Hypochondria in medical students and doctors: When to worry about health symptoms.
“Medical student syndrome is a well-documented phenomenon, a one- to two-year phase during which aspiring physicians think they’ve contracted whatever disease it is they’re studying.” Anyone who’s had a child become a physician knows this well. The internet allows us all to be hypochondriacs. Too many conversations these days begin with … ‘organ recitals.’ Such casual conversations about health used to be reserved for those over 60.
Guardian.UK: Harry Potter makes first appearance for seven years as he turns 34.
A weighted hors d’oeuvre? When other projects don’t match their expectations, authors tend to return to the ‘never again’ stories.
NY Times: Why the Research on Viewing Is Best Ignored.
“Anyway, yes, television affects our lives, as do microwaves, cellphones, cars, polyester, Tupperware. You can either study those effects to death — ‘Study Finds That Trying to Keep Up With Studies of TV Viewing Causes Insanity’ — or just accept that there’s a good-bad trade-off in watching television, and that you should negotiate it as best as you can, using common sense. ”
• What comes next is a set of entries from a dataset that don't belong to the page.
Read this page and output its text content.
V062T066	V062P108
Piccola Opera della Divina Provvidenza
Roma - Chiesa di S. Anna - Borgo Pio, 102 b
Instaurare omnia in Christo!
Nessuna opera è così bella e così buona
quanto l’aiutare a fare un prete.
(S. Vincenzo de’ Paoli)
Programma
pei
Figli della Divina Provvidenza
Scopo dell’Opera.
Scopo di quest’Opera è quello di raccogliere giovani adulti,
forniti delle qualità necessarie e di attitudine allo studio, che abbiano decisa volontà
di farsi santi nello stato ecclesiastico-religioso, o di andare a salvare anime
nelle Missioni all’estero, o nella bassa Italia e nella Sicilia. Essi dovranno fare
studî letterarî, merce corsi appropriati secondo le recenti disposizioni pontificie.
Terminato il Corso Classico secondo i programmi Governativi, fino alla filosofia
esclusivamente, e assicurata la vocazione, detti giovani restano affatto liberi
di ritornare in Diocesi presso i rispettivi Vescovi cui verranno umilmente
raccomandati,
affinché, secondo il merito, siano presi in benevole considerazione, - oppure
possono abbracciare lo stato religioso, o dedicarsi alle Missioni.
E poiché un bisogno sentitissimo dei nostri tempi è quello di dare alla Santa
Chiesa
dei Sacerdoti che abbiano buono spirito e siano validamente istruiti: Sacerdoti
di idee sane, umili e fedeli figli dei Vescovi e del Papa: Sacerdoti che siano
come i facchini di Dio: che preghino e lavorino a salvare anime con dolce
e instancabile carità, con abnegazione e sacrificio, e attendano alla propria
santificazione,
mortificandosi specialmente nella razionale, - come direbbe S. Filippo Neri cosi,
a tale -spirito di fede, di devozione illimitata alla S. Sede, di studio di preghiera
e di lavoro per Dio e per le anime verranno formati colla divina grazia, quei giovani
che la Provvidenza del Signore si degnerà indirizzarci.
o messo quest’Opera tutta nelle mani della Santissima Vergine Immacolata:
Slate: Neuman Celano library study - Educational technology worsens achievement gaps.
Flickr: Harry’s model car collection - all for sale.
If you’re of the same vintage as I, you’ll recognize at least two.
Guardian.UK: Autistic boys exposed to higher levels of hormones in womb, study finds.
“In the study, some boys exposed to high levels of testosterone in the womb developed perfectly normally, while others exposed to low levels were diagnosed with autism. The results cannot indicate whether an individual will go on to develop autism or not.” What causes the hormone boosts in a subset of pregnant women? Points to some interesting hypotheses. BPA, soy have been shown through scholarly studies to have hormonal effects on amniotic fluids, or so I seem to recall.
NY Times: What’s Lost as Handwriting Fades.
“When children had drawn a letter freehand, they exhibited increased activity in three areas of the brain that are activated in adults when they read and write: the left fusiform gyrus, the inferior frontal gyrus and the posterior parietal cortex. By contrast, children who typed or traced the letter or shape showed no such effect. The activation was significantly weaker.”
BBC: Offer vegetables early and often to fussy toddlers, study says.
Yeah, but make it fresh. Don’t serve the glop in jars.
The Rumpus: Check Out These Girls ‘Write’ Now.
Title improved. “And don’t miss this year’s Girls Write Now anthology, Breaking Through, with a Foreword from NYC’s First Lady Chirlane McCray, out on June 3.”
WSJ: Lawsuit Filed Over Cooper Union Tuition.
KickStarter: Bring Reading Rainbow Back for Every Child, Everywhere.
Linked all over, but you’d have to be heartless not to give it just a little more promotion.
ArtDaily: Young people could be struggling to engage with the classics.
We’re so distant in chronological time, almost all context is gone. The details of prior centuries’ culture are no longer perpetuated. Downton Abbey doesn’t count; it’s not enough.
Yahoo News: Rush Limbaugh wins children’s book award.
“Nominees are selected by the most objective method possible, sales, while the winners are supposedly picked by kids, who vote online. But executive director Robin Adelson of the Children’s Book Council and Every Child a Reader, nonprofit organizations that co-founded the awards seven years ago, acknowledged Thursday that adults could easily vote and vote multiple times, a problem not uncommon for Internet competitions.” Internet voting! Why bother?
Planet Princeton: Princeton High Makes U.S. News and World Report’s 2014 Top 10 List.
“Princeton High is one of only three schools on the New Jersey Top 10 list that are open-enrollment schools. The remaining schools are charter, technical or magnet schools with a selective admission policy.” That’s my high school. Good for them!